Ibn-Rushd is invoked along with Gustave Dore, who supplies Los Caprichos No. 43 and a motto - "The sleep of reasons brings forth monsters" for the novel. By deploying them, two men who were censored in different ways by religion, as patron saints, Mr Rushdie links the tradition of Western fantasy to the tales and deep myths of the Arab, Persian and Indian worlds. It is our monsters, gods and demons who seep into America and Europe when the seals between the human and jinn world break. Dunia's babies - midnight's grown-up children, scattered across the earth with their special blitzkreig powers - will be active combatants, though they bear her name, not Ibn-Rushd's. "It is better that they be the Duniazat… To be the Rushdi would send them into history with a mark upon their brow."
The war between those who love stories and those who cannot stand "fairy tales, pipe dreams, chimeras, delusions, lies" is as strongly contested as the jinn-human struggle. Mr Airagira, from the city of B (a shrunken, bitter version of its once-joyous self), quietly notes the takeover of the managers of the construction programme in a changing India: "The orderers and pointers and herders, all seemed to be viciously angry all the time, and intolerant too, particularly of people like himself."
And it's the Managers and Swots who ask, with increasing anger, the question Mr Rushdie raised first in Haroun and The Sea of Stories: what's the use of stories that aren't even true? A dangerous, silencing, stifling idea spreads: "The idea that language was an infection from which the human race needed to recover, that speech was the source of all dissension, wrongdoing and decay."

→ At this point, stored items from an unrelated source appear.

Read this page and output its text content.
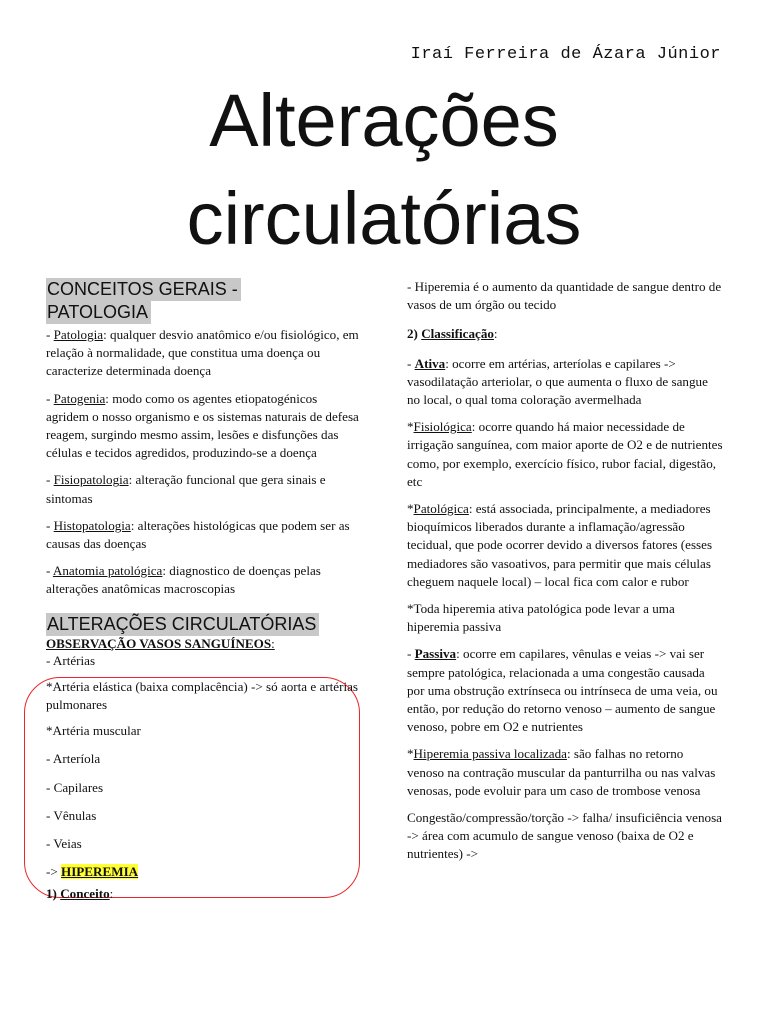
Iraí Ferreira de Ázara Júnior
Alterações
circulatórias
CONCEITOS GERAIS -
PATOLOGIA

- Patologia: qualquer desvio anatômico e/ou fisiológico, em relação à normalidade, que constitua uma doença ou caracterize determinada doença

- Patogenia: modo como os agentes etiopatogénicos agridem o nosso organismo e os sistemas naturais de defesa reagem, surgindo mesmo assim, lesões e disfunções das células e tecidos agredidos, produzindo-se a doença

- Fisiopatologia: alteração funcional que gera sinais e sintomas

- Histopatologia: alterações histológicas que podem ser as causas das doenças

- Anatomia patológica: diagnostico de doenças pelas alterações anatômicas macroscopias

ALTERAÇÕES CIRCULATÓRIAS
OBSERVAÇÃO VASOS SANGUÍNEOS:

- Artérias

*Artéria elástica (baixa complacência) -> só aorta e artérias pulmonares

*Artéria muscular

- Arteríola

- Capilares

- Vênulas

- Veias

-> HIPEREMIA

1) Conceito:

- Hiperemia é o aumento da quantidade de sangue dentro de vasos de um órgão ou tecido

2) Classificação:

- Ativa: ocorre em artérias, arteríolas e capilares -> vasodilatação arteriolar, o que aumenta o fluxo de sangue no local, o qual toma coloração avermelhada

*Fisiológica: ocorre quando há maior necessidade de irrigação sanguínea, com maior aporte de O2 e de nutrientes como, por exemplo, exercício físico, rubor facial, digestão, etc

*Patológica: está associada, principalmente, a mediadores bioquímicos liberados durante a inflamação/agressão tecidual, que pode ocorrer devido a diversos fatores (esses mediadores são vasoativos, para permitir que mais células cheguem naquele local) – local fica com calor e rubor

*Toda hiperemia ativa patológica pode levar a uma hiperemia passiva

- Passiva: ocorre em capilares, vênulas e veias -> vai ser sempre patológica, relacionada a uma congestão causada por uma obstrução extrínseca ou intrínseca de uma veia, ou então, por redução do retorno venoso – aumento de sangue venoso, pobre em O2 e nutrientes

*Hiperemia passiva localizada: são falhas no retorno venoso na contração muscular da panturrilha ou nas valvas venosas, pode evoluir para um caso de trombose venosa

Congestão/compressão/torção -> falha/ insuficiência venosa -> área com acumulo de sangue venoso (baixa de O2 e nutrientes) ->
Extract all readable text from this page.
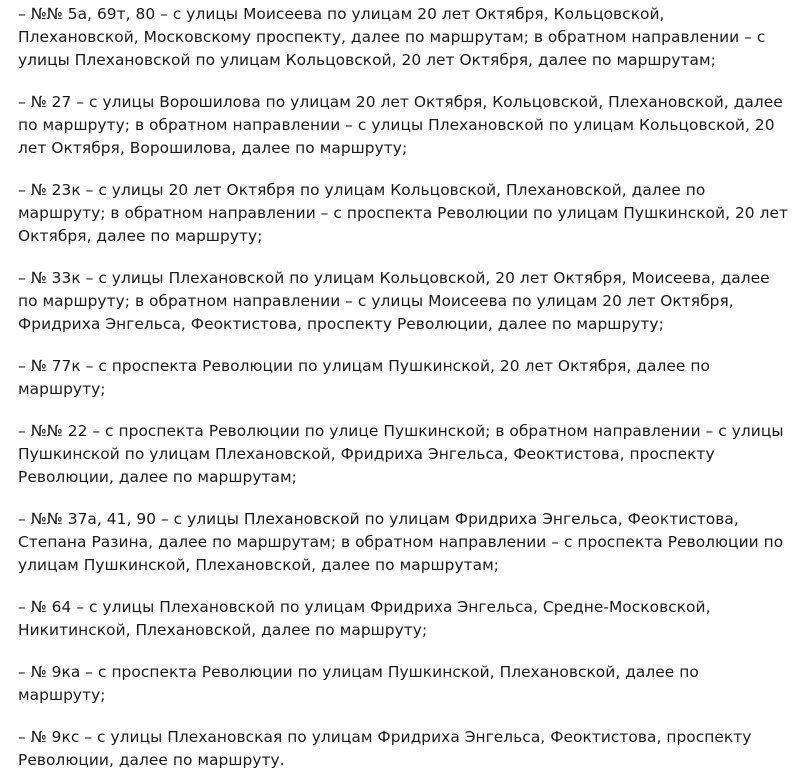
– №№ 5а, 69т, 80 – с улицы Моисеева по улицам 20 лет Октября, Кольцовской, Плехановской, Московскому проспекту, далее по маршрутам; в обратном направлении – с улицы Плехановской по улицам Кольцовской, 20 лет Октября, далее по маршрутам;

– № 27 – с улицы Ворошилова по улицам 20 лет Октября, Кольцовской, Плехановской, далее по маршруту; в обратном направлении – с улицы Плехановской по улицам Кольцовской, 20 лет Октября, Ворошилова, далее по маршруту;

– № 23к – с улицы 20 лет Октября по улицам Кольцовской, Плехановской, далее по маршруту; в обратном направлении – с проспекта Революции по улицам Пушкинской, 20 лет Октября, далее по маршруту;

– № 33к – с улицы Плехановской по улицам Кольцовской, 20 лет Октября, Моисеева, далее по маршруту; в обратном направлении – с улицы Моисеева по улицам 20 лет Октября, Фридриха Энгельса, Феоктистова, проспекту Революции, далее по маршруту;

– № 77к – с проспекта Революции по улицам Пушкинской, 20 лет Октября, далее по маршруту;

– №№ 22 – с проспекта Революции по улице Пушкинской; в обратном направлении – с улицы Пушкинской по улицам Плехановской, Фридриха Энгельса, Феоктистова, проспекту Революции, далее по маршрутам;

– №№ 37а, 41, 90 – с улицы Плехановской по улицам Фридриха Энгельса, Феоктистова, Степана Разина, далее по маршрутам; в обратном направлении – с проспекта Революции по улицам Пушкинской, Плехановской, далее по маршрутам;

– № 64 – с улицы Плехановской по улицам Фридриха Энгельса, Средне-Московской, Никитинской, Плехановской, далее по маршруту;

– № 9ка – с проспекта Революции по улицам Пушкинской, Плехановской, далее по маршруту;

– № 9кс – с улицы Плехановская по улицам Фридриха Энгельса, Феоктистова, проспекту Революции, далее по маршруту.
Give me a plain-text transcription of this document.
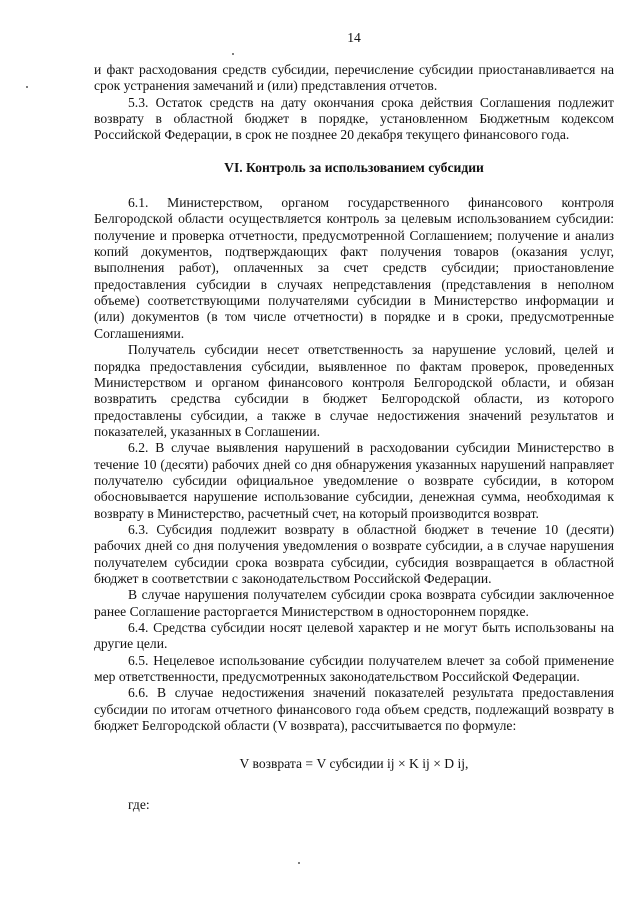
14

и факт расходования средств субсидии, перечисление субсидии приостанавливается на срок устранения замечаний и (или) представления отчетов.

5.3. Остаток средств на дату окончания срока действия Соглашения подлежит возврату в областной бюджет в порядке, установленном Бюджетным кодексом Российской Федерации, в срок не позднее 20 декабря текущего финансового года.

VI. Контроль за использованием субсидии

6.1. Министерством, органом государственного финансового контроля Белгородской области осуществляется контроль за целевым использованием субсидии: получение и проверка отчетности, предусмотренной Соглашением; получение и анализ копий документов, подтверждающих факт получения товаров (оказания услуг, выполнения работ), оплаченных за счет средств субсидии; приостановление предоставления субсидии в случаях непредставления (представления в неполном объеме) соответствующими получателями субсидии в Министерство информации и (или) документов (в том числе отчетности) в порядке и в сроки, предусмотренные Соглашениями.

Получатель субсидии несет ответственность за нарушение условий, целей и порядка предоставления субсидии, выявленное по фактам проверок, проведенных Министерством и органом финансового контроля Белгородской области, и обязан возвратить средства субсидии в бюджет Белгородской области, из которого предоставлены субсидии, а также в случае недостижения значений результатов и показателей, указанных в Соглашении.

6.2. В случае выявления нарушений в расходовании субсидии Министерство в течение 10 (десяти) рабочих дней со дня обнаружения указанных нарушений направляет получателю субсидии официальное уведомление о возврате субсидии, в котором обосновывается нарушение использование субсидии, денежная сумма, необходимая к возврату в Министерство, расчетный счет, на который производится возврат.

6.3. Субсидия подлежит возврату в областной бюджет в течение 10 (десяти) рабочих дней со дня получения уведомления о возврате субсидии, а в случае нарушения получателем субсидии срока возврата субсидии, субсидия возвращается в областной бюджет в соответствии с законодательством Российской Федерации.

В случае нарушения получателем субсидии срока возврата субсидии заключенное ранее Соглашение расторгается Министерством в одностороннем порядке.

6.4. Средства субсидии носят целевой характер и не могут быть использованы на другие цели.

6.5. Нецелевое использование субсидии получателем влечет за собой применение мер ответственности, предусмотренных законодательством Российской Федерации.

6.6. В случае недостижения значений показателей результата предоставления субсидии по итогам отчетного финансового года объем средств, подлежащий возврату в бюджет Белгородской области (V возврата), рассчитывается по формуле:

V возврата = V субсидии ij × K ij × D ij,

где:
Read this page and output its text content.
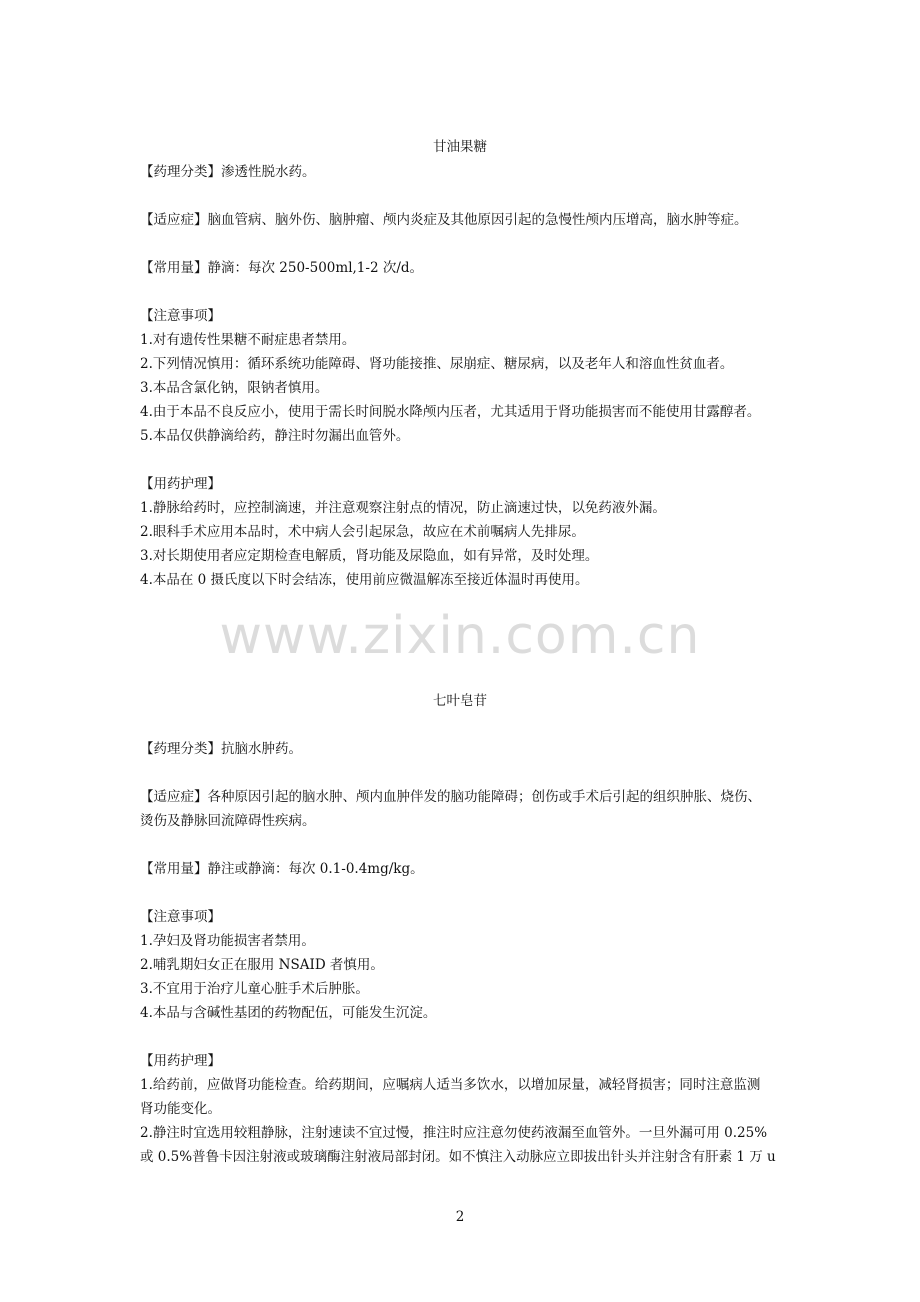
甘油果糖
【药理分类】渗透性脱水药。
【适应症】脑血管病、脑外伤、脑肿瘤、颅内炎症及其他原因引起的急慢性颅内压增高，脑水肿等症。
【常用量】静滴：每次 250-500ml,1-2 次/d。
【注意事项】
1.对有遗传性果糖不耐症患者禁用。
2.下列情况慎用：循环系统功能障碍、肾功能接推、尿崩症、糖尿病，以及老年人和溶血性贫血者。
3.本品含氯化钠，限钠者慎用。
4.由于本品不良反应小，使用于需长时间脱水降颅内压者，尤其适用于肾功能损害而不能使用甘露醇者。
5.本品仅供静滴给药，静注时勿漏出血管外。
【用药护理】
1.静脉给药时，应控制滴速，并注意观察注射点的情况，防止滴速过快，以免药液外漏。
2.眼科手术应用本品时，术中病人会引起尿急，故应在术前嘱病人先排尿。
3.对长期使用者应定期检查电解质，肾功能及尿隐血，如有异常，及时处理。
4.本品在 0 摄氏度以下时会结冻，使用前应微温解冻至接近体温时再使用。
www.zixin.com.cn
七叶皂苷
【药理分类】抗脑水肿药。
【适应症】各种原因引起的脑水肿、颅内血肿伴发的脑功能障碍；创伤或手术后引起的组织肿胀、烧伤、
烫伤及静脉回流障碍性疾病。
【常用量】静注或静滴：每次 0.1-0.4mg/kg。
【注意事项】
1.孕妇及肾功能损害者禁用。
2.哺乳期妇女正在服用 NSAID 者慎用。
3.不宜用于治疗儿童心脏手术后肿胀。
4.本品与含碱性基团的药物配伍，可能发生沉淀。
【用药护理】
1.给药前，应做肾功能检查。给药期间，应嘱病人适当多饮水，以增加尿量，减轻肾损害；同时注意监测
肾功能变化。
2.静注时宜选用较粗静脉，注射速读不宜过慢，推注时应注意勿使药液漏至血管外。一旦外漏可用 0.25%
或 0.5%普鲁卡因注射液或玻璃酶注射液局部封闭。如不慎注入动脉应立即拔出针头并注射含有肝素 1 万 u
2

Of all the children of the jinn, the best-imagined is Mr Geronimo (formerly Hieronymous), who places his faith in gardens, not wishing to go to war until it is pointed out that the war will come to him. He hovers first an inch and then three-and-a-half inches off the ground. Also off the bed, and above plumbing facilities; Mr Rushdie is determined to underline the realism in magical realism. And yet, he is compelling in a way that Dunia, for all her dazzling capabilities, the wars she fights, the intensity of her loves, is not: Mr Rushdie's old weakness, the fact that his women characters are often admirable but seldom convincing, rears its head.
Some minor characters work brilliantly - Hugo Casterbridge, the atheist who has the misfortune to believe in divine retribution, Blue Yasmeen, as lightly beguiling and intense as the film she is named after. Some are so thinly sketched they have about the same reality as the paper they're printed on - Teresa, reinventing herself as a talented mass murderer called Mother Teresa, Daniel Aroni, better known as "Mac" Aroni.
But I don't expect a Mr Rushdie novel to be neat, and tidy, and compact, and Two Years Eight Months gladdens my fantasy-loving soul by being none of these things. From minor conceits (could financial crises and climate change excesses be caused by dark jinns) to big ideas (the enemy is stupid; there is no originality in tyrants) to really big ideas (will we set aside god, like children done with their playthings), Two Years over-delivers.
And you would have to be a Swot, or a Manager, not to be drawn in by the great roaring energy of this intelligent parable of modern times, populated by creatures from ancient fantasy. This is one of the best of Mr Rushdie's novels, its flaws chiefly the flaws of excess, its gifts coming from its roots in old stories, old magic reinterpreted for modern times. It even has a fairy tale ending, though that comes with the classic fairy tale warning: be careful what you ask for.